À l'orphelinat de l'Île des Sorcier, Duneska Henry passait le temps en jetant des cailloux sur un cocotier pour en faire tomber un fruit. Elle manqua un tir, et la petite pierre dépassa l'arbre pour atterrir… sur la tête du directeur de l'orphelinat, à son grand désespoir.
Bien plus au sud, au cœur de la jungle Amazonienne, Isadora Castilho révisait ses gammes à l'ocarina avec sa mère. Celle-ci (Margareth, bien sûr) était une professeure patiente, mais Isa était très exigeante avec elle-même, et recommençait depuis le début à chaque erreur.
Au moment où Gamaliel claqua des doigts, tout au fond de la Fosse des Loups, tous les six entendirent un sifflement strident, douloureux.
Tous les six s'effondrèrent.
.
.
FIN.
Pour ce tome ! le cycle du Secret continue avec le tome 5 de la saga Entre les Mondes : La Légion d'Argent.
Comme promis, je clos le vote, et je vous communique le top 5 du sondage "quel participant au Projet Rosa souhaitez-vous voir terminer sa scolarité à Beauxbâtons ?".
1) Isadora Castilho : 15
2) Iago Alessandri : 14
3) Nyurapayia Nakamarra : 12
4) Erio Alessandri : 9
5) Ophélia Haley : 8
J'avoue être supris par le résultat de ce vote. Les gens pouvant voter pour plusieurs personnes en même temps, cela signifie que cinq personnes ont voté pour que Iago soit séparé de son frère jumeau. Cela est sûrement dû au fait que Iago est le seul des deux à avoir exprimé des regrets sur l'absence de module de duel à Fin'Arte Del Magia.
Je suis sur ce même résultat surpris qu'il ait eu plus de votes que certains personnages ayant eu un rôle plus prépondérant, comme Pia qui arrive juste derrière lui, ou Duneska, carrément hors-jeu (bon, elle, je m'attendais à rien, mais ça aurait facilité les choses vu son rôle évident dans la suite).
Mais je respecterai le choix du peuple, et entre 3 et 5 de ces personnages feront leur rentrée à Beauxbâtons le tome suivant (minimum 3 parce que faut pas déconner, je sépare pas Isa et Pia !).

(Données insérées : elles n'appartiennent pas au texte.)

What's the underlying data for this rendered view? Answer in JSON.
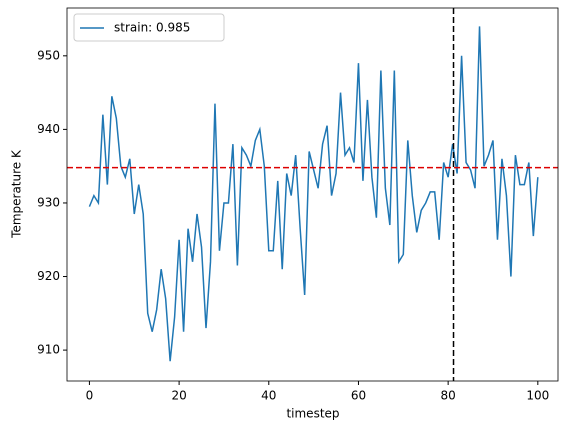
{
  "chart_data": {
    "type": "line",
    "x_label": "timestep",
    "y_label": "Temperature K",
    "x": [
      0,
      1,
      2,
      3,
      4,
      5,
      6,
      7,
      8,
      9,
      10,
      11,
      12,
      13,
      14,
      15,
      16,
      17,
      18,
      19,
      20,
      21,
      22,
      23,
      24,
      25,
      26,
      27,
      28,
      29,
      30,
      31,
      32,
      33,
      34,
      35,
      36,
      37,
      38,
      39,
      40,
      41,
      42,
      43,
      44,
      45,
      46,
      47,
      48,
      49,
      50,
      51,
      52,
      53,
      54,
      55,
      56,
      57,
      58,
      59,
      60,
      61,
      62,
      63,
      64,
      65,
      66,
      67,
      68,
      69,
      70,
      71,
      72,
      73,
      74,
      75,
      76,
      77,
      78,
      79,
      80,
      81,
      82,
      83,
      84,
      85,
      86,
      87,
      88,
      89,
      90,
      91,
      92,
      93,
      94,
      95,
      96,
      97,
      98,
      99,
      100
    ],
    "series": [
      {
        "name": "strain: 0.985",
        "color": "#1f77b4",
        "values": [
          929.5,
          931,
          930,
          942,
          932.5,
          944.5,
          941.5,
          935,
          933.5,
          936,
          928.5,
          932.5,
          928.5,
          915,
          912.5,
          915.5,
          921,
          917,
          908.5,
          914.5,
          925,
          912.5,
          926.5,
          922,
          928.5,
          924,
          913,
          922,
          943.5,
          923.5,
          930,
          930,
          938,
          921.5,
          937.5,
          936.5,
          935,
          938.5,
          940,
          935,
          923.5,
          923.5,
          933,
          921,
          934,
          931,
          936.5,
          926.5,
          917.5,
          937,
          934.5,
          932,
          938,
          940.5,
          931,
          934,
          945,
          936.5,
          937.5,
          935.5,
          949,
          933,
          944,
          933.5,
          928,
          948,
          932,
          927,
          948,
          922,
          923,
          938.5,
          931,
          926,
          929,
          930,
          931.5,
          931.5,
          925,
          935.5,
          933.5,
          938,
          934,
          950,
          935.5,
          934.5,
          932,
          954,
          935,
          936.5,
          938.5,
          925,
          936,
          931,
          920,
          936.5,
          932.5,
          932.5,
          935.5,
          925.5,
          933.5
        ]
      }
    ],
    "hline": {
      "value": 934.8,
      "color": "#dd0000"
    },
    "vline": {
      "value": 81.2,
      "color": "#000000"
    },
    "xlim": [
      -5,
      104.5
    ],
    "ylim": [
      905.8,
      956.5
    ],
    "xticks": [
      0,
      20,
      40,
      60,
      80,
      100
    ],
    "yticks": [
      910,
      920,
      930,
      940,
      950
    ],
    "legend": "upper left"
  }
}
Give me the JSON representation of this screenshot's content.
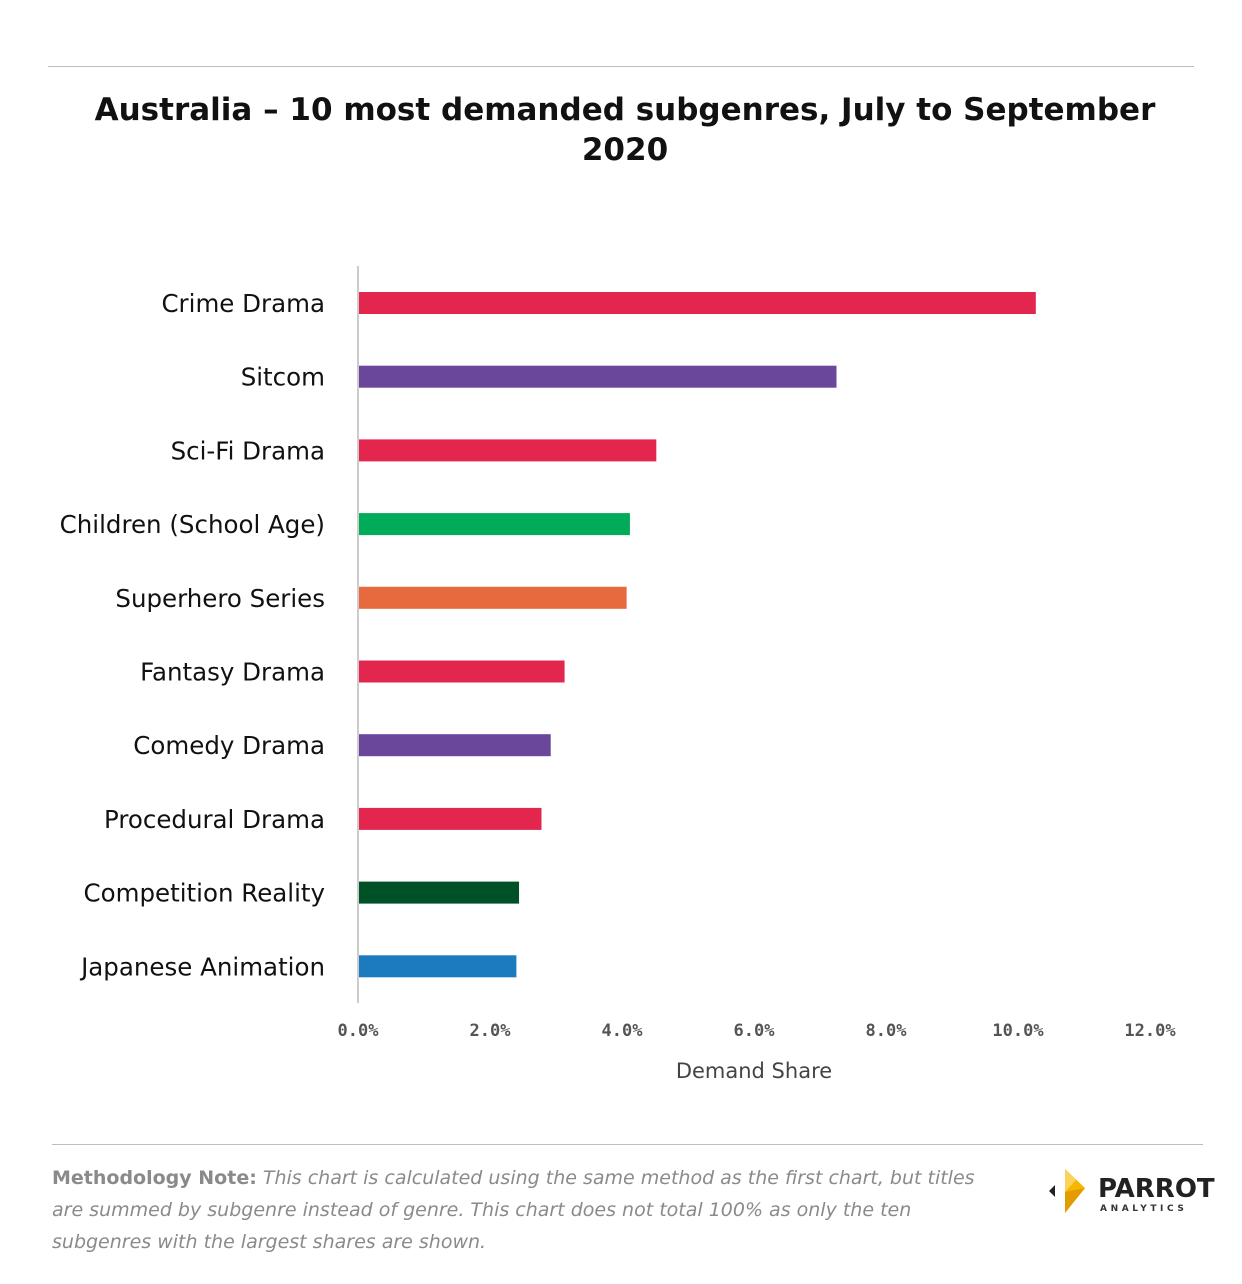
{
  "chart_data": {
    "type": "bar",
    "orientation": "horizontal",
    "title": "Australia – 10 most demanded subgenres, July to September 2020",
    "xlabel": "Demand Share",
    "ylabel": "",
    "xlim": [
      0,
      12
    ],
    "x_ticks": [
      0,
      2,
      4,
      6,
      8,
      10,
      12
    ],
    "x_tick_labels": [
      "0.0%",
      "2.0%",
      "4.0%",
      "6.0%",
      "8.0%",
      "10.0%",
      "12.0%"
    ],
    "grid": false,
    "legend": "none",
    "categories": [
      "Crime Drama",
      "Sitcom",
      "Sci-Fi Drama",
      "Children (School Age)",
      "Superhero Series",
      "Fantasy Drama",
      "Comedy Drama",
      "Procedural Drama",
      "Competition Reality",
      "Japanese Animation"
    ],
    "values": [
      10.27,
      7.25,
      4.52,
      4.12,
      4.07,
      3.13,
      2.92,
      2.78,
      2.44,
      2.4
    ],
    "colors": [
      "#e3264e",
      "#6a479b",
      "#e3264e",
      "#00ac5a",
      "#e66a3d",
      "#e3264e",
      "#6a479b",
      "#e3264e",
      "#005226",
      "#1c7abf"
    ]
  },
  "footnote": {
    "label": "Methodology Note:",
    "text": "This chart is calculated using the same method as the first chart, but titles are summed by subgenre instead of genre. This chart does not total 100% as only the ten subgenres with the largest shares are shown."
  },
  "logo": {
    "name": "PARROT",
    "subtitle": "ANALYTICS",
    "accent_color": "#f5b800"
  }
}
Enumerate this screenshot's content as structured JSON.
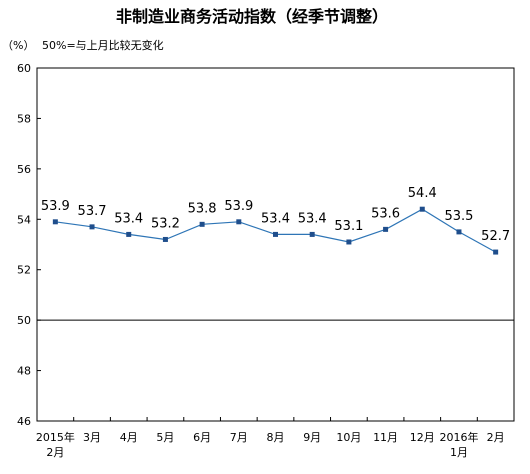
{
  "chart_data": {
    "type": "line",
    "title": "非制造业商务活动指数（经季节调整）",
    "unit_label": "（%）",
    "note": "50%=与上月比较无变化",
    "ylim": [
      46,
      60
    ],
    "yticks": [
      "46",
      "48",
      "50",
      "52",
      "54",
      "56",
      "58",
      "60"
    ],
    "reference_line": 50,
    "categories": [
      [
        "2015年",
        "2月"
      ],
      [
        "3月"
      ],
      [
        "4月"
      ],
      [
        "5月"
      ],
      [
        "6月"
      ],
      [
        "7月"
      ],
      [
        "8月"
      ],
      [
        "9月"
      ],
      [
        "10月"
      ],
      [
        "11月"
      ],
      [
        "12月"
      ],
      [
        "2016年",
        "1月"
      ],
      [
        "2月"
      ]
    ],
    "values": [
      53.9,
      53.7,
      53.4,
      53.2,
      53.8,
      53.9,
      53.4,
      53.4,
      53.1,
      53.6,
      54.4,
      53.5,
      52.7
    ],
    "labels": [
      "53.9",
      "53.7",
      "53.4",
      "53.2",
      "53.8",
      "53.9",
      "53.4",
      "53.4",
      "53.1",
      "53.6",
      "54.4",
      "53.5",
      "52.7"
    ],
    "line_color": "#2e75b6",
    "marker_color": "#1f4e8c",
    "grid": false
  }
}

Après ce tome, ELM va faire une petite pause, le temps que Dreamer se resynchronise dans les Marchands de Secrets pour la suite du crossover. Moi, en revanche, pas de pause ! Je dois avancer les Wiccans de Salem, Renouveau 6, essayer de refaire un Destin Parallèle (Canada, Banff), et surtout… Une surprise dont je n'ai jamais parlé, mais qui fera bien partie du Multivers, dans un registre assez particulier.